Sejarah Dunia: Tiga Peradaban Besar yang Pengaruhi Kehidupan Indonesia

By Utomo Priyambodo, Selasa, 6 Agustus 2024 | 15:55 WIB
Peradaban Hindu Buddha dari India dan Tiongkok turut memengaruhi kehidupan Indonesia saat ini. (Heri Nugroho/Wikimedia Commons)

Nationalgeographic.co.id—Kehidupan di Indonesia saat ini, ataupun dahulu disebut sebagai Nusantara, dipengaruhi oleh sedikitnya tiga peradaban besar dunia. Sejarah dunia mencatat setidaknya ada pengaruh kedatangan rombongan besar manusia dari tiga peradaban besar dunia ke Nusantara.

Berikut ini adalah sedikit rincian pengaruh dari tiga peradaban besar dunia terhadap Nusantara seperti dikutip dari Indonesia Investments.

1. Peradaban Hindu Buddha dari India dan Tiongkok

Prasasti tertua yang ditemukan di Nusantara dikenal sebagai Prasasti Kutai dan berasal dari Kalimantan Timur. Prasasti ini tertanggal sekitar tahun 375 Masehi ketika kerajaan Kutai Martadipura berkuasa.

Prasasti ini pakai bahasa Sanskerta (bahasa liturgis agama Hindu) menggunakan tulisan Palawa, tulisan yang dikembangkan di India Selatan sekitar abad ketiga Masehi. Dalam prasasti ini tiga raja Kutai Martadipura disebutkan, dan tulisannya menggambarkan sebuah ritual yang merupakan karakteristik Hindu kuno.

Sekitar satu abad kemudian, batu prasasti pertama di Jawa (yang diketahui) diukir. Prasasti ini, yang juga dalam bahasa Sanskerta, bercerita soal Raja Purnawarman dari Kerajaan Tarumanegara (yang berkuasa pada abad keempat sampai ketujuh) di Jawa Barat dan menghubungkan sang raja ini dengan dewa Hindu (Wisnu).
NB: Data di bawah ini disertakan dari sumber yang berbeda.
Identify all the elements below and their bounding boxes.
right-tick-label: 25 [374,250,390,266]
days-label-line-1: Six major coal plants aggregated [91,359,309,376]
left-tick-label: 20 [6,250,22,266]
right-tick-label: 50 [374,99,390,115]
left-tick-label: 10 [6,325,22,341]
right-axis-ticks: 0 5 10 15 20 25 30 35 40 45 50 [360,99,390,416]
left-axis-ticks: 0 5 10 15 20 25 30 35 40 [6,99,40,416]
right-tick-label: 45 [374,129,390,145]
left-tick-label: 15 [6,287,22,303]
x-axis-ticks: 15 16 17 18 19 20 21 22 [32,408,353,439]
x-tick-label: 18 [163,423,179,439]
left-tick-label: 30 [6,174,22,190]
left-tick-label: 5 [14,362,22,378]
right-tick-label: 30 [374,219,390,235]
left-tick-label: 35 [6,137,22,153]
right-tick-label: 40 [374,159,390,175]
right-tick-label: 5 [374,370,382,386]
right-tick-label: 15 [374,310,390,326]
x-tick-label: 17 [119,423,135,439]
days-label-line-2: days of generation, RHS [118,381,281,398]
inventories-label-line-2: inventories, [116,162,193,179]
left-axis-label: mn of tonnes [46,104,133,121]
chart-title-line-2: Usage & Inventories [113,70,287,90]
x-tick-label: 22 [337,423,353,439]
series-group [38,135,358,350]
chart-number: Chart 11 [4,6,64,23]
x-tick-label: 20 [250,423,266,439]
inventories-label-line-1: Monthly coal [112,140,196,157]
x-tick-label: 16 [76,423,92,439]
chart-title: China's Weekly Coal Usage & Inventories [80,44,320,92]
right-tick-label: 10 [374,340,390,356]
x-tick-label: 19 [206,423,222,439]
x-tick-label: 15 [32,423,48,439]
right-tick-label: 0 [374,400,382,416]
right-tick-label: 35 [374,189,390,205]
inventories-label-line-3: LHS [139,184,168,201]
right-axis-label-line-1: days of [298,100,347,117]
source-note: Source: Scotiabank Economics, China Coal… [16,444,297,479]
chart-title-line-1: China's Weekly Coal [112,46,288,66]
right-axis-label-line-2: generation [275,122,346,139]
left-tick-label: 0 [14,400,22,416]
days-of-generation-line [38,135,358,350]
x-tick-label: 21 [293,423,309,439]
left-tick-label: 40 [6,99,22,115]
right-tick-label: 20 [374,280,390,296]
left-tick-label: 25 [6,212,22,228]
Secara keseluruhan, prasasti ini menunjukkan bukti pengaruh besar dari agama Hindu India terhadap kalangan elite penguasa kerajaan pribumi di Nusantara.

Meskipun demikian, hubungan perdagangan antara India dan Nusantara diketahui telah terbentuk berabad-abad sebelum prasasti Kutai itu. Selat Malaka, jalur laut yang menghubungkan Samudera Hindia dengan Samudera Pasifik, telah menjadi saluran pengiriman utama untuk perdagangan lintas laut antara Tiongkok, India, dan Timur Tengah sejak ingatan manusia.
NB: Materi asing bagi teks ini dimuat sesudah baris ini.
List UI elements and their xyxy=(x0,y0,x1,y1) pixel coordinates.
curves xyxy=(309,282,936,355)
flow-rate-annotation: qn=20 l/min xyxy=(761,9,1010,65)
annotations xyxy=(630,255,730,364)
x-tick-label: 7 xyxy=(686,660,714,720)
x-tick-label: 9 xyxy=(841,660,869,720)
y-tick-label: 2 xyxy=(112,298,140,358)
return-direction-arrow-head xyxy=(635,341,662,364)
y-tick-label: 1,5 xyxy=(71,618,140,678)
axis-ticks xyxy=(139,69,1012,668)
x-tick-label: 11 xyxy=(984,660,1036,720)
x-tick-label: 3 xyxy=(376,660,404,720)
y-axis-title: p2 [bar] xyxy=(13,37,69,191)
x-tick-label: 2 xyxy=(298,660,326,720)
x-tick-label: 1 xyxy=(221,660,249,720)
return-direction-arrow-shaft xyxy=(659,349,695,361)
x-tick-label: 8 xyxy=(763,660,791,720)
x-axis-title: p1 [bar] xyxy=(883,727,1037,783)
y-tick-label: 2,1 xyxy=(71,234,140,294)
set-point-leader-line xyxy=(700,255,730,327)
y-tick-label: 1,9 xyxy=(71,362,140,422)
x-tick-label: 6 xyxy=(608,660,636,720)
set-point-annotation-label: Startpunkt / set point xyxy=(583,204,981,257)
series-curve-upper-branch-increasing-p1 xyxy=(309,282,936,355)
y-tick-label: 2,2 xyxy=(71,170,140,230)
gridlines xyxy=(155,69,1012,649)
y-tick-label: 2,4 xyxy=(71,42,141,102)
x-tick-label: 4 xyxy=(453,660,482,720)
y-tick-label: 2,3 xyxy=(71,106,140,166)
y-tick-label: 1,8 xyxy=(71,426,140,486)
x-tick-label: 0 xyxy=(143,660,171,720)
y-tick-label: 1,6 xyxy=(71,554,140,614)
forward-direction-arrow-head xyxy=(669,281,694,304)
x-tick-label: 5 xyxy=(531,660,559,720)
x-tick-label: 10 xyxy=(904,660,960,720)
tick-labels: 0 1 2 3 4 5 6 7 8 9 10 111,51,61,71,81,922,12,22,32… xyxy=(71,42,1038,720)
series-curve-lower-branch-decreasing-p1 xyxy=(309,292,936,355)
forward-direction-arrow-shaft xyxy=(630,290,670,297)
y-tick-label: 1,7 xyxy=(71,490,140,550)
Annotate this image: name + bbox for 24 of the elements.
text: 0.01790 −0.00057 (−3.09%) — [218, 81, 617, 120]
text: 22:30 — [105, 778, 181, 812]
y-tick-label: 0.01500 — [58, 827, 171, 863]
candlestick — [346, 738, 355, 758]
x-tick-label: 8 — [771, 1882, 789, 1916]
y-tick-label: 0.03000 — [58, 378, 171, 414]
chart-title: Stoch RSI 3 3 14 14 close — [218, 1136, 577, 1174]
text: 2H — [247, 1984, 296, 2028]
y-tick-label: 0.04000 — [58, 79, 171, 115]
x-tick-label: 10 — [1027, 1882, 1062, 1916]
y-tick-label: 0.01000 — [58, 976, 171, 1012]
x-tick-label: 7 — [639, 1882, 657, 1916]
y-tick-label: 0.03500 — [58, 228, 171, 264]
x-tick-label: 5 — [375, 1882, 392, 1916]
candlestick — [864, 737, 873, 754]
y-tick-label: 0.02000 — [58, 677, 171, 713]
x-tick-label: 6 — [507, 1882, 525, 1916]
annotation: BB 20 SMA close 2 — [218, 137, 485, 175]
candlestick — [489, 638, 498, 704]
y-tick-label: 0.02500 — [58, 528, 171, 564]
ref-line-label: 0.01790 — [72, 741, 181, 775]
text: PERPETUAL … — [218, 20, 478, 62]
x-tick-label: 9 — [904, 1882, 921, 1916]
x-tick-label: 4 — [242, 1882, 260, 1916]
Sebagian besar garis pantai Sumatra terletak di sebelah jalur Selat Malaka itu, yang menyebabkan para pedagang antara India dan Tiongkok berhenti pantai Sumatra, atau di seberangnya (sekarang: Malaysia) untuk menunggu angin musim yang tepat yang membawa mereka ke tujuannya.

Karena posisi strategis garis pantai Sumatra dan Malaysia yang dekat dengan Selat Malaka, tidaklah mengherankan bahwa kita menemukan kerajaan pertama yang berpengaruh besar dalam sejarah Indonesia di daerah pesisir Sumatra, dan membentang di wilayah geografis yang luas di sekitar selat Malaka itu. Kerajaan ini bernama Sriwijaya dan menguasai jalur perdagangan yang menghubungkan Samudra Hindia, Laut Cina Selatan, dan Kepulauan Rempah Maluku antara abad ke-13 dan abad ke-17.

Sriwijaya juga dikenang sebagai Pusat di Asia Tenggara untuk studi agama Budha dengan penekanan utama pada studi bahasa Sansekerta. Dari sumber-sumber Tiongkok diketahui bahwa para biksu Buddha Tiongkok tinggal di Sriwijaya kadang-kadang selama lebih dari satu dekade demi studi mereka.

Baca Juga: Dampak Jejak Karbon yang Berpotensi Merusak Situs Candi Borobudur

Sekarang ceritanya pindah ke Java. Sisa-sisa candi Hindu dan Buddha yang ditemukan di Jawa Tengah dan berasal dari antara abad ke-8 dan ke-10 menunjukkan pemerintahan dua dinasti. Dinasti ini adalah Dinasti Sailendra (penganut Agama Budha Mahayana dan kemungkinan besar dinasti yang membangun Candi Borobudur yang terletaknya di dekat Yogyakarta sekitar tahun 800 Masehi) dan Dinasti Sanjaya (penganut agama Hindu yang membangun kompleks candi Prambanan sekitar tahun 850 Masehi tidak jauh dari candi Borobudur dan sebagai reaksi terhadap pembangunan candi Borobudur).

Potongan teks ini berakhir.